Oil steadied after a third weekly loss as predictions by Saudi Arabia and Russia that crude markets will rebalance vied with signs that US companies are drilling even more wells.

Futures added 1.4% in New York after sliding 3.8% last week. Inventories are declining and reductions will accelerate in the next three to four months, Saudi Energy Minister Khalid Al-Falih said at a briefing in Kazakhstan with his Russian counterpart, Alexander Novak.

Russia is committed to doing everything it can to balance the market, Novak said.

Oil is trading below $50 a barrel amid speculation increased US supplies will counter production curbs by the Organisation of Petroleum Exporting Countries (Opec) and its allies, including non-member Russia.
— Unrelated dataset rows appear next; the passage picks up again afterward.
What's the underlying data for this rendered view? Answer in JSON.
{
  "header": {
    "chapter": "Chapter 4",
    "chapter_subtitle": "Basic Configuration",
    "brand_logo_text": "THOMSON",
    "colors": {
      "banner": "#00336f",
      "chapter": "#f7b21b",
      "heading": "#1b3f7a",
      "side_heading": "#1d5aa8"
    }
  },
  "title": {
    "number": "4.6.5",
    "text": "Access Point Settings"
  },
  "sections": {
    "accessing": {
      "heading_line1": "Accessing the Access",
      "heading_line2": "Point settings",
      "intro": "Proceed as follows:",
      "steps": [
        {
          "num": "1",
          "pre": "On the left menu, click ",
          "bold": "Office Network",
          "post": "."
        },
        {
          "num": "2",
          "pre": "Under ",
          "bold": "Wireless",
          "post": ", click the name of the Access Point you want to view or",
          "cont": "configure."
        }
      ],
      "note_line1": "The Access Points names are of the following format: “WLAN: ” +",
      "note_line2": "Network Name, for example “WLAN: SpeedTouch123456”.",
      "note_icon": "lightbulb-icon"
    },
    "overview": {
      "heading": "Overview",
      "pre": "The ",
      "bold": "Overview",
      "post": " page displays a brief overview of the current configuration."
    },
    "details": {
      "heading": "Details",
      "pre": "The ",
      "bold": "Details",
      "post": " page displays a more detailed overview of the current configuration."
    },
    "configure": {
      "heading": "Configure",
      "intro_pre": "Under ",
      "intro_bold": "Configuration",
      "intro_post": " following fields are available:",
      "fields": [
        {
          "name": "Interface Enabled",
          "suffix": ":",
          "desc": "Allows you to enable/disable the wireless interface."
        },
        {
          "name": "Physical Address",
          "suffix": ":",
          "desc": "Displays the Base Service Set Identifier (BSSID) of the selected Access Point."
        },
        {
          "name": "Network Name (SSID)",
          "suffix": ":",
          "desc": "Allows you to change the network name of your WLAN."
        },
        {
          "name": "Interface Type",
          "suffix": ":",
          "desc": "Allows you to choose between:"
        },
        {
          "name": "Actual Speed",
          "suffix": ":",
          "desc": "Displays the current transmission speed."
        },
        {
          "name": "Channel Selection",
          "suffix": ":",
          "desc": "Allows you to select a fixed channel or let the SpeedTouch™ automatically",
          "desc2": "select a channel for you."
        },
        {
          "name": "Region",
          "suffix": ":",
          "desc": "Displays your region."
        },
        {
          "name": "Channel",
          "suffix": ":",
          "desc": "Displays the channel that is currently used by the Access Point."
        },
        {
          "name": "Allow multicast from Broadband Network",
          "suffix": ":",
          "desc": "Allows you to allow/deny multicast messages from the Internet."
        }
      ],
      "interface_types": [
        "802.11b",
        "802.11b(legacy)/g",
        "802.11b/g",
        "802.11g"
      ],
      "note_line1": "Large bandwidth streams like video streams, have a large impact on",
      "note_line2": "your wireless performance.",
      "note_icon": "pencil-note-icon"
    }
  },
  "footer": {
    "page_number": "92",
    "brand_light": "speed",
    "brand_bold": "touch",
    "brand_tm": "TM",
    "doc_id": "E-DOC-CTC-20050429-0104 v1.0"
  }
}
American drillers targeting crude added rigs for the 21st straight week, the longest run of gains in three decades, according to data Friday from Baker Hughes.
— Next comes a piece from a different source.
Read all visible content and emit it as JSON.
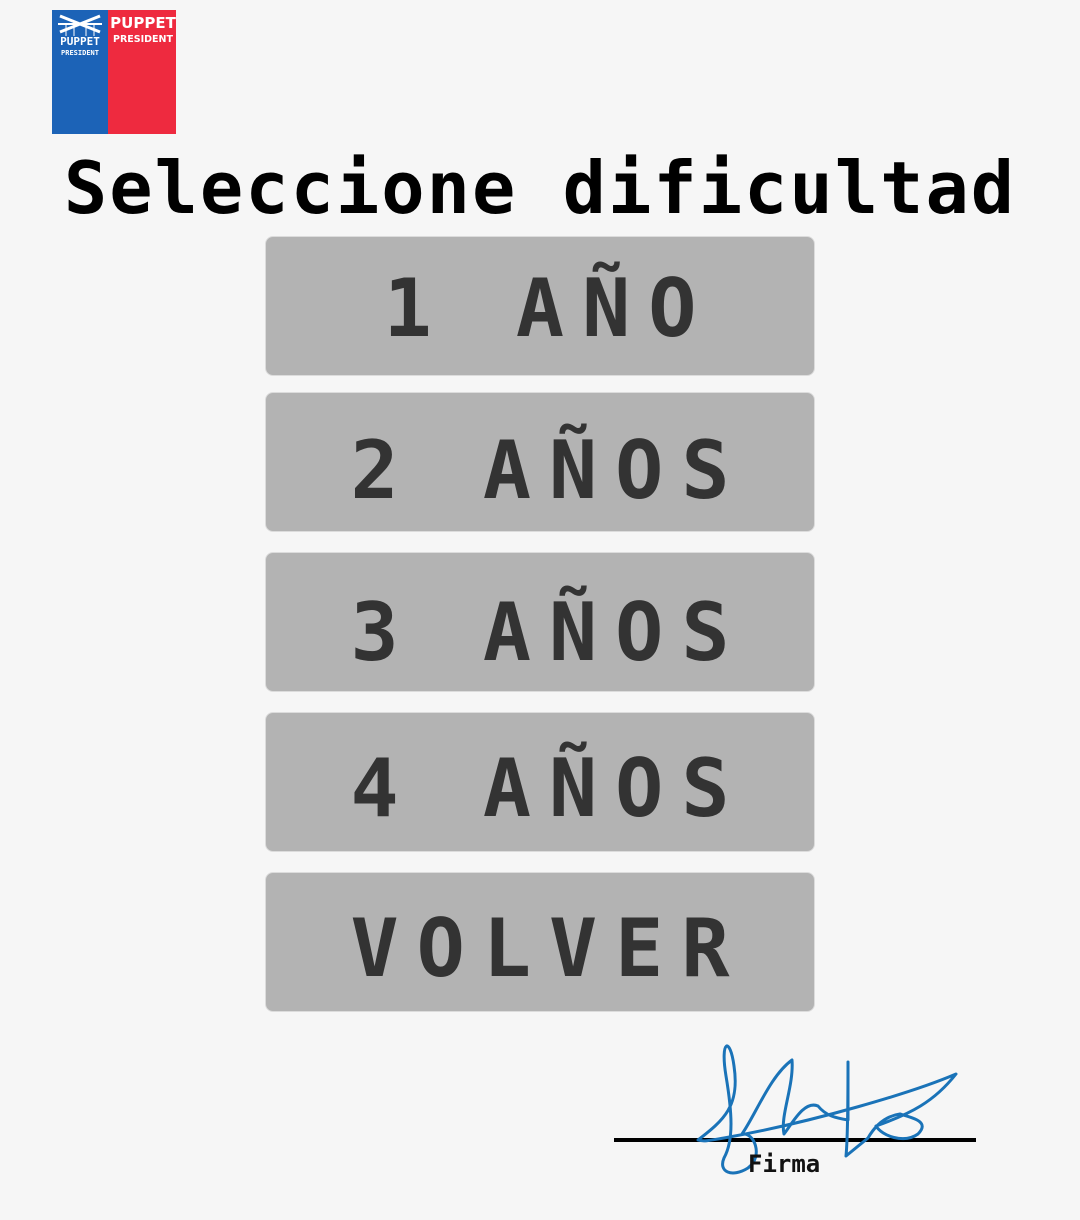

"The bigger picture remains one of still-elevated inventory levels and only limited progress in drawing down excess stocks," said David Martin, an analyst at JPMorgan Chase & Co. in London.

West Texas Intermediate for July delivery rose 62 cents to $46.45 a barrel on the New York Mercantile Exchange at 11:37 London time. Total volume traded was 21% above the 100-day average.

Prices increased 19 cents to close at $45.83 on Friday, trimming the weekly decline to 3.8%.

Brent for August settlement climbed 60 cents to $48.75 a barrel on the London-based ICE Futures Europe exchange. Prices lost 3.6% last week. The global benchmark crude traded at a premium of $2.14 to August WTI.

Global crude inventories will settle at their five-year historical average - Opec’s target - before the end of the year, Al-Falih said in Astana. Still, Saudi Arabia, the group’s biggest producer, may modify its policy if output cuts don’t have the desired effect, he said.

Oil-market news:US drillers increased the rig count by eight to 741, the highest level since April 2015, according to Baker Hughes.

Qatar, the focus of a diplomatic dispute with Saudi Arabia, is committed to production cuts under the Opec-led agreement, according to Qatari Energy Minister Mohammed Al Sada.